How to extract by scripting all the element faces of the mesh inside a surface

    • raruizma1
      Subscriber

      The final goal is to asign one force to each element face. Obtaining the list of the element faces inside a surface will help to the process. The first trial was to loop through all the elements, but it required a lot of time to compute.

      Thank you very much,

      Rafael Ruiz Maestre

    • Matthew Middleton
      Ansys Employee

       

      Do you want to get all elements inside a body, such as a cutout feature inside a body?

      Or do you just want elements or faces attached to a face?

      If it is the latter, you will need the ID of the face, or else place the face in a named selection first, then your script can get the entities in the named selection, which would be the .Entities under the named selection object. To query an ID, select the face, and use ExtAPI.SelectionManager.CurrentSelection.

      Once you have the python face object, you can get its mesh nodes with this method:

      mesh = ExtAPI.DataModel.MeshDataByName(‘Global’)
      nodeIds = []
      for geoId in face_Ids:
          nodeIds.extend(mesh.MeshRegionById(geoId).NodeIds)

      Similarly, you can get the attach elements with:
      mesh.MeshRegionById(geoId).ElementIds

      If you leave out the “Ids” after NodeIds or ElementIds, you can get the python node or element objects which have things underneath, such as the node X,Y,Z locations.

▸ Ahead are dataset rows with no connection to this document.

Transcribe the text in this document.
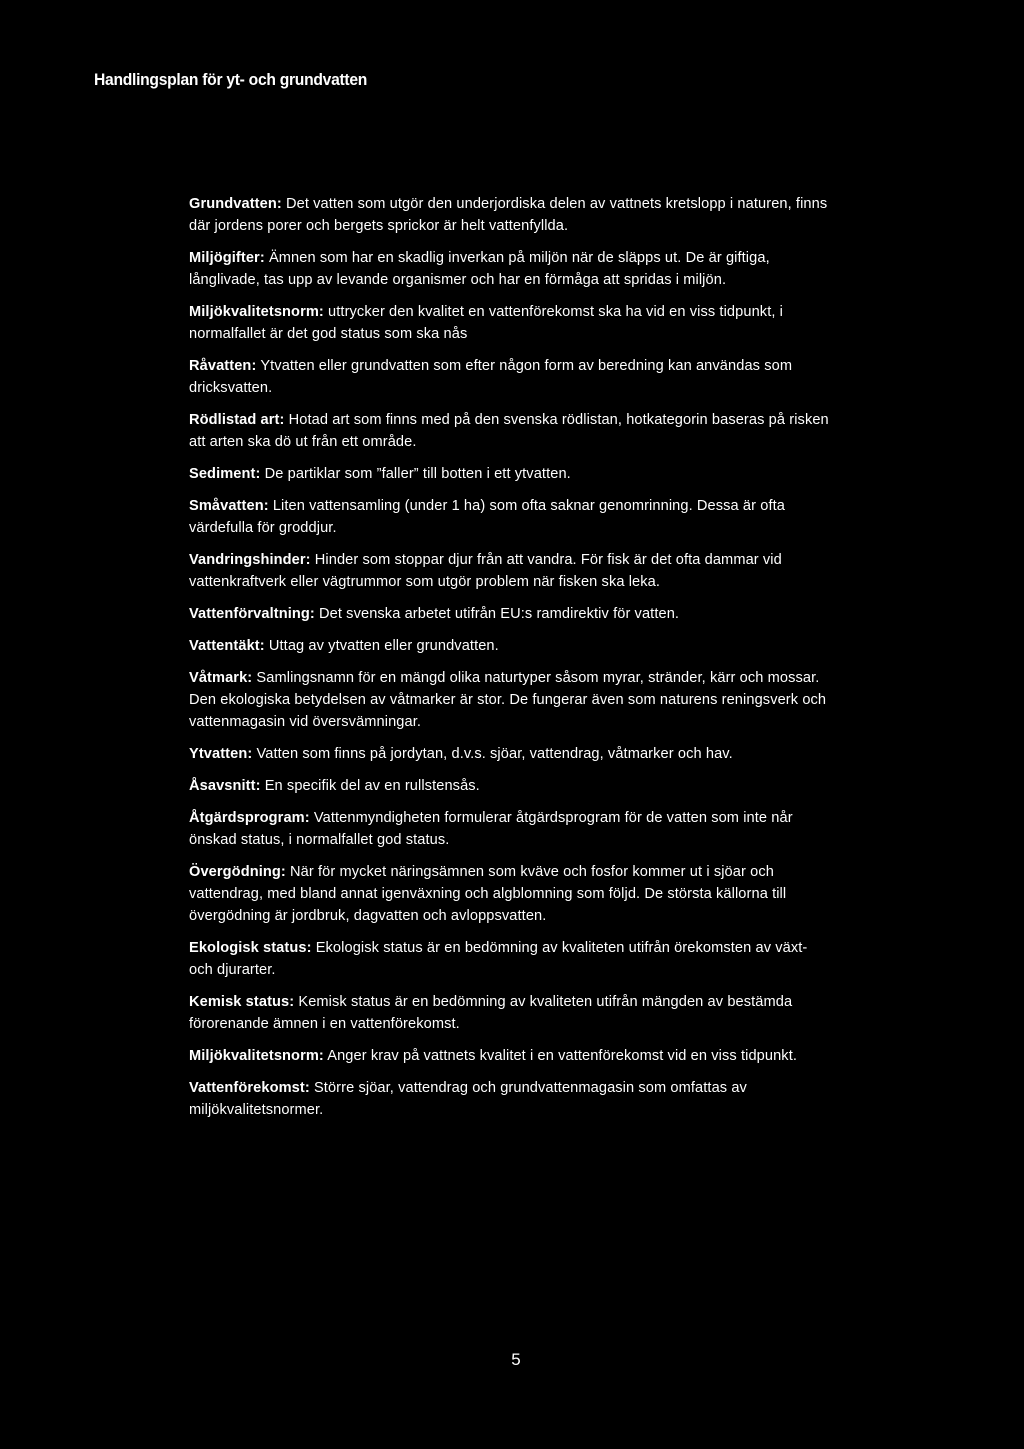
Handlingsplan för yt- och grundvatten
Grundvatten: Det vatten som utgör den underjordiska delen av vattnets kretslopp i naturen, finns där jordens porer och bergets sprickor är helt vattenfyllda.
Miljögifter: Ämnen som har en skadlig inverkan på miljön när de släpps ut. De är giftiga, långlivade, tas upp av levande organismer och har en förmåga att spridas i miljön.
Miljökvalitetsnorm: uttrycker den kvalitet en vattenförekomst ska ha vid en viss tidpunkt, i normalfallet är det god status som ska nås
Råvatten: Ytvatten eller grundvatten som efter någon form av beredning kan användas som dricksvatten.
Rödlistad art: Hotad art som finns med på den svenska rödlistan, hotkategorin baseras på risken att arten ska dö ut från ett område.
Sediment: De partiklar som ”faller” till botten i ett ytvatten.
Småvatten: Liten vattensamling (under 1 ha) som ofta saknar genomrinning. Dessa är ofta värdefulla för groddjur.
Vandringshinder: Hinder som stoppar djur från att vandra. För fisk är det ofta dammar vid vattenkraftverk eller vägtrummor som utgör problem när fisken ska leka.
Vattenförvaltning: Det svenska arbetet utifrån EU:s ramdirektiv för vatten.
Vattentäkt: Uttag av ytvatten eller grundvatten.
Våtmark: Samlingsnamn för en mängd olika naturtyper såsom myrar, stränder, kärr och mossar. Den ekologiska betydelsen av våtmarker är stor. De fungerar även som naturens reningsverk och vattenmagasin vid översvämningar.
Ytvatten: Vatten som finns på jordytan, d.v.s. sjöar, vattendrag, våtmarker och hav.
Åsavsnitt: En specifik del av en rullstensås.
Åtgärdsprogram: Vattenmyndigheten formulerar åtgärdsprogram för de vatten som inte når önskad status, i normalfallet god status.
Övergödning: När för mycket näringsämnen som kväve och fosfor kommer ut i sjöar och vattendrag, med bland annat igenväxning och algblomning som följd. De största källorna till övergödning är jordbruk, dagvatten och avloppsvatten.
Ekologisk status: Ekologisk status är en bedömning av kvaliteten utifrån örekomsten av växt- och djurarter.
Kemisk status: Kemisk status är en bedömning av kvaliteten utifrån mängden av bestämda förorenande ämnen i en vattenförekomst.
Miljökvalitetsnorm: Anger krav på vattnets kvalitet i en vattenförekomst vid en viss tidpunkt.
Vattenförekomst: Större sjöar, vattendrag och grundvattenmagasin som omfattas av miljökvalitetsnormer.

5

If the geometry is a surface body the elements you get will be shell elements. Otherwise, for solid bodies, the elements will be volume elements.

      To get the faces of solid elements on the selection, you can use:
      mesh.MeshRegionById(geoId).GetFaces()
      It will return a list, of which the second index in the list is another list containing the nodes of the faces. Each element will have its corner nodes and midside nodes listed in order of each element. So for a quad element with midside nodes, the first 8 nodes are for the first element, and for each face the corner nodes are listed before the midside nodes. The only thing it doesn’t delineate is quad faces from tri faces. You can use different methods if you know you will have mixed face types: GetQuad4ExteriorFaces(), GetQuad8ExteriorFaces(), GetTri3ExteriorFaces(), GetTri6ExteriorFaces().

      Using element faces is probematic. Most loads in Mechanical are applied to the nodes, or it creates overlain surface elements, but it does not create these surface elements until it writes the solver input file, so you will not have these overlain elements in Mechanical for preprocessing. But you can get them in the results mesh, if you are plotting results. If you really want to use element faces you will need to communicate through the APDL element type (ename number) it writes for the volume elements to get the APDL face ID based on the nodes of the faces and the element definition. It gets a bit complicated and would be different for each element type, so you would have to write the python code to figure out the APDL face IDs for the specific element types you know you will have in the model. If you want to send APDL commands to create some load, all you need is the node IDs and you can use ESURF.

      Have you considered using the “External Data” to map load forces to the nodes if you intend to script a load application?